New York Times, BusinessWeek: The autumn of their years

September 11, 2009

Publishing beat reporters should expect a flare-up in their carpal tunnel syndrome in the coming weeks. Here is why:

The New York Times Co will decide whether to sell The Boston Globe and Worcester Telegram & Gazette by “early fall,” the Worcester daily reported on Friday, citing Times Co Chief Executive Janet Robinson. Fall this year begins on September 22, less than two weeks from today. McGraw-Hill, meanwhile, set September 15 — next Tuesday — as the deadline for bids on BusinessWeek magazine (Bloomberg apparently has reentered the bidding process too).

Here is an excerpt from the Telegram & Gazette’s story:

“The New England Media Group is in better financial shape than it was at the beginning of the year,” Ms. Robinson said at an afternoon “town hall” meeting… “Our hand is not being forced to sell. We are not in a situation where we are absolutely being forced to sell the Globe and the T&G.”

A decision on the sale is likely in the early fall, Ms. Robinson said.

“This is a very unnerving and distracting process so we’d like to move more quickly than not,” she said.

I might echo that last sentiment.

Neither deal, if any of them actually come about, would excite news editors who set the newsworthiness bar by price. BusinessWeek, it has been widely reported, could sell for a dollar (we still think this is a figurative, rather than a literal price), and bids coming in for the Globe have been around $35 million, according to news reports.
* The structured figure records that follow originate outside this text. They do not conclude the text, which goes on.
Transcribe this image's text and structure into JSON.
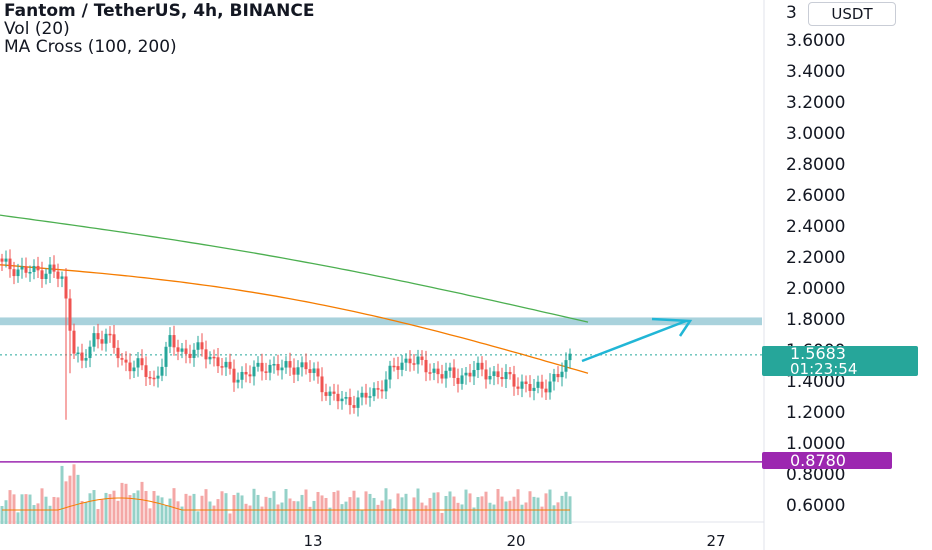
{
  "header": {
    "title": "Fantom / TetherUS, 4h, BINANCE",
    "vol_label": "Vol (20)",
    "ma_label": "MA Cross (100, 200)",
    "currency_button": "USDT",
    "price_scale_top_digit": "3"
  },
  "price_axis": {
    "ticks": [
      "3.6000",
      "3.4000",
      "3.2000",
      "3.0000",
      "2.8000",
      "2.6000",
      "2.4000",
      "2.2000",
      "2.0000",
      "1.8000",
      "1.6000",
      "1.4000",
      "1.2000",
      "1.0000",
      "0.8000",
      "0.6000"
    ],
    "tick_values": [
      3.6,
      3.4,
      3.2,
      3.0,
      2.8,
      2.6,
      2.4,
      2.2,
      2.0,
      1.8,
      1.6,
      1.4,
      1.2,
      1.0,
      0.8,
      0.6
    ]
  },
  "time_axis": {
    "labels": [
      "13",
      "20",
      "27"
    ]
  },
  "badges": {
    "last_price": "1.5683",
    "countdown": "01:23:54",
    "level_price": "0.8780",
    "last_price_color": "#26a69a",
    "level_color": "#9c27b0"
  },
  "colors": {
    "up": "#26a69a",
    "down": "#ef5350",
    "ma100": "#f57c00",
    "ma200": "#4caf50",
    "resistance_zone": "#a9d2dc",
    "arrow": "#21b6d6",
    "support_line": "#9c27b0"
  },
  "chart_data": {
    "type": "candlestick",
    "symbol": "Fantom / TetherUS",
    "timeframe": "4h",
    "exchange": "BINANCE",
    "y_axis": {
      "range": [
        0.5,
        3.75
      ],
      "scale": "linear"
    },
    "x_axis_labels": [
      "13",
      "20",
      "27"
    ],
    "close_path": [
      {
        "i": 0,
        "close": 2.15
      },
      {
        "i": 4,
        "close": 2.12
      },
      {
        "i": 8,
        "close": 2.1
      },
      {
        "i": 12,
        "close": 2.12
      },
      {
        "i": 15,
        "close": 2.05
      },
      {
        "i": 18,
        "close": 1.62
      },
      {
        "i": 20,
        "close": 1.5
      },
      {
        "i": 23,
        "close": 1.68
      },
      {
        "i": 26,
        "close": 1.7
      },
      {
        "i": 30,
        "close": 1.52
      },
      {
        "i": 34,
        "close": 1.5
      },
      {
        "i": 38,
        "close": 1.4
      },
      {
        "i": 42,
        "close": 1.65
      },
      {
        "i": 46,
        "close": 1.58
      },
      {
        "i": 50,
        "close": 1.6
      },
      {
        "i": 54,
        "close": 1.52
      },
      {
        "i": 58,
        "close": 1.43
      },
      {
        "i": 62,
        "close": 1.45
      },
      {
        "i": 66,
        "close": 1.5
      },
      {
        "i": 70,
        "close": 1.48
      },
      {
        "i": 74,
        "close": 1.5
      },
      {
        "i": 78,
        "close": 1.45
      },
      {
        "i": 82,
        "close": 1.3
      },
      {
        "i": 86,
        "close": 1.27
      },
      {
        "i": 90,
        "close": 1.28
      },
      {
        "i": 94,
        "close": 1.35
      },
      {
        "i": 98,
        "close": 1.48
      },
      {
        "i": 102,
        "close": 1.55
      },
      {
        "i": 106,
        "close": 1.48
      },
      {
        "i": 110,
        "close": 1.45
      },
      {
        "i": 114,
        "close": 1.42
      },
      {
        "i": 118,
        "close": 1.47
      },
      {
        "i": 122,
        "close": 1.45
      },
      {
        "i": 126,
        "close": 1.42
      },
      {
        "i": 130,
        "close": 1.38
      },
      {
        "i": 133,
        "close": 1.34
      },
      {
        "i": 136,
        "close": 1.38
      },
      {
        "i": 139,
        "close": 1.43
      },
      {
        "i": 141,
        "close": 1.5
      },
      {
        "i": 142,
        "close": 1.57
      }
    ],
    "moving_averages": [
      {
        "name": "MA 100",
        "color": "#f57c00",
        "start": 2.15,
        "end": 1.45
      },
      {
        "name": "MA 200",
        "color": "#4caf50",
        "start": 2.47,
        "end": 1.78
      }
    ],
    "resistance_zone": {
      "low": 1.76,
      "high": 1.81
    },
    "support_level": 0.878,
    "last_price": 1.5683,
    "projection_target": 1.77
  }
}
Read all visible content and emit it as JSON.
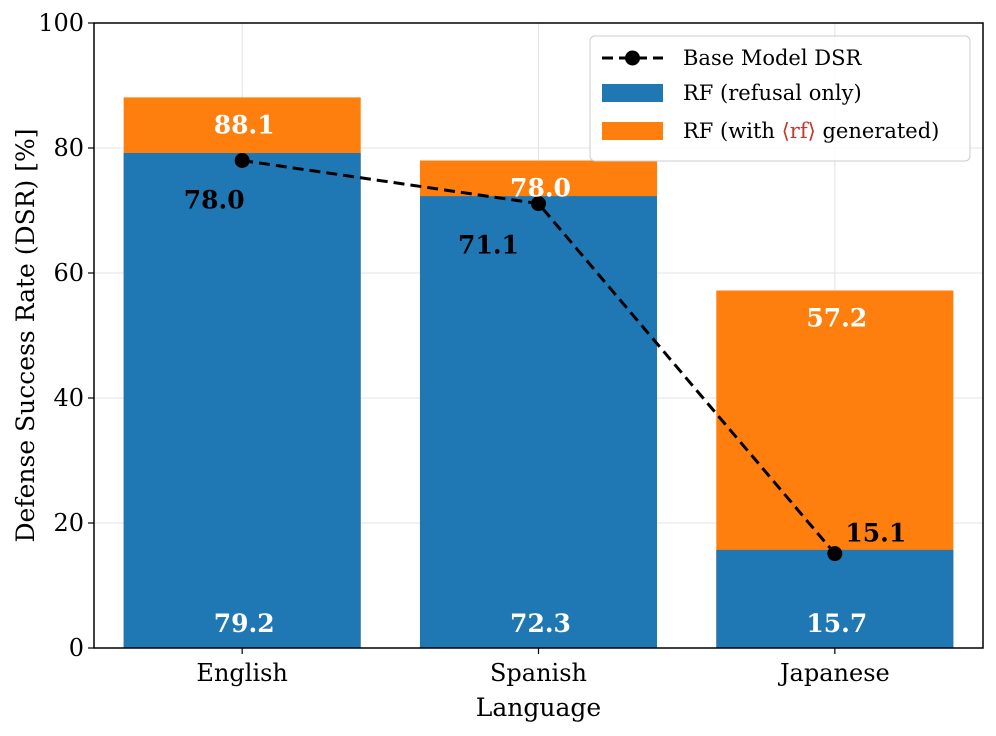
{
  "chart_data": {
    "type": "bar",
    "stacked": true,
    "title": "",
    "xlabel": "Language",
    "ylabel": "Defense Success Rate (DSR) [%]",
    "ylim": [
      0,
      100
    ],
    "yticks": [
      0,
      20,
      40,
      60,
      80,
      100
    ],
    "grid": true,
    "legend_position": "top-right",
    "categories": [
      "English",
      "Spanish",
      "Japanese"
    ],
    "series": [
      {
        "name": "RF (refusal only)",
        "kind": "bar",
        "color": "#1f77b4",
        "values": [
          79.2,
          72.3,
          15.7
        ],
        "labels": [
          "79.2",
          "72.3",
          "15.7"
        ],
        "label_color": "#ffffff"
      },
      {
        "name": "RF (with ⟨rf⟩ generated)",
        "name_parts": {
          "prefix": "RF (with ",
          "token": "⟨rf⟩",
          "suffix": " generated)",
          "token_color": "#c0392b"
        },
        "kind": "bar",
        "color": "#ff7f0e",
        "totals": [
          88.1,
          78.0,
          57.2
        ],
        "labels": [
          "88.1",
          "78.0",
          "57.2"
        ],
        "label_color": "#ffffff"
      },
      {
        "name": "Base Model DSR",
        "kind": "line",
        "style": "dashed",
        "marker": "circle",
        "color": "#000000",
        "values": [
          78.0,
          71.1,
          15.1
        ],
        "labels": [
          "78.0",
          "71.1",
          "15.1"
        ],
        "label_color": "#000000"
      }
    ]
  }
}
A bunch of other small-money deals are lurking out there in media as well, for example, the stalking-horse bid of $5 million for the Chicago Sun-Times.

Still, these are properties with famous, or at least, recognizable names, and journalists like to write about themselves (I know whereof I speak), so expect some digital ink to start welling up sooner rather than later.

On a side note, we couldn’t help but notice that NYT CEO Robinson said what she said at a Telegram & Gazette meeting on Thursday that did not include NYT chairman and head of its controlling family, Arthur Sulzberger Jr. He did attend a meeting at the Globe earlier this week, which made us wonder whether the Telegram & Gazette wasn’t big enough to merit the presence of two Times honchos. Whatever the case, his absence was merely due to a scheduling conflict, a Times spokeswoman said.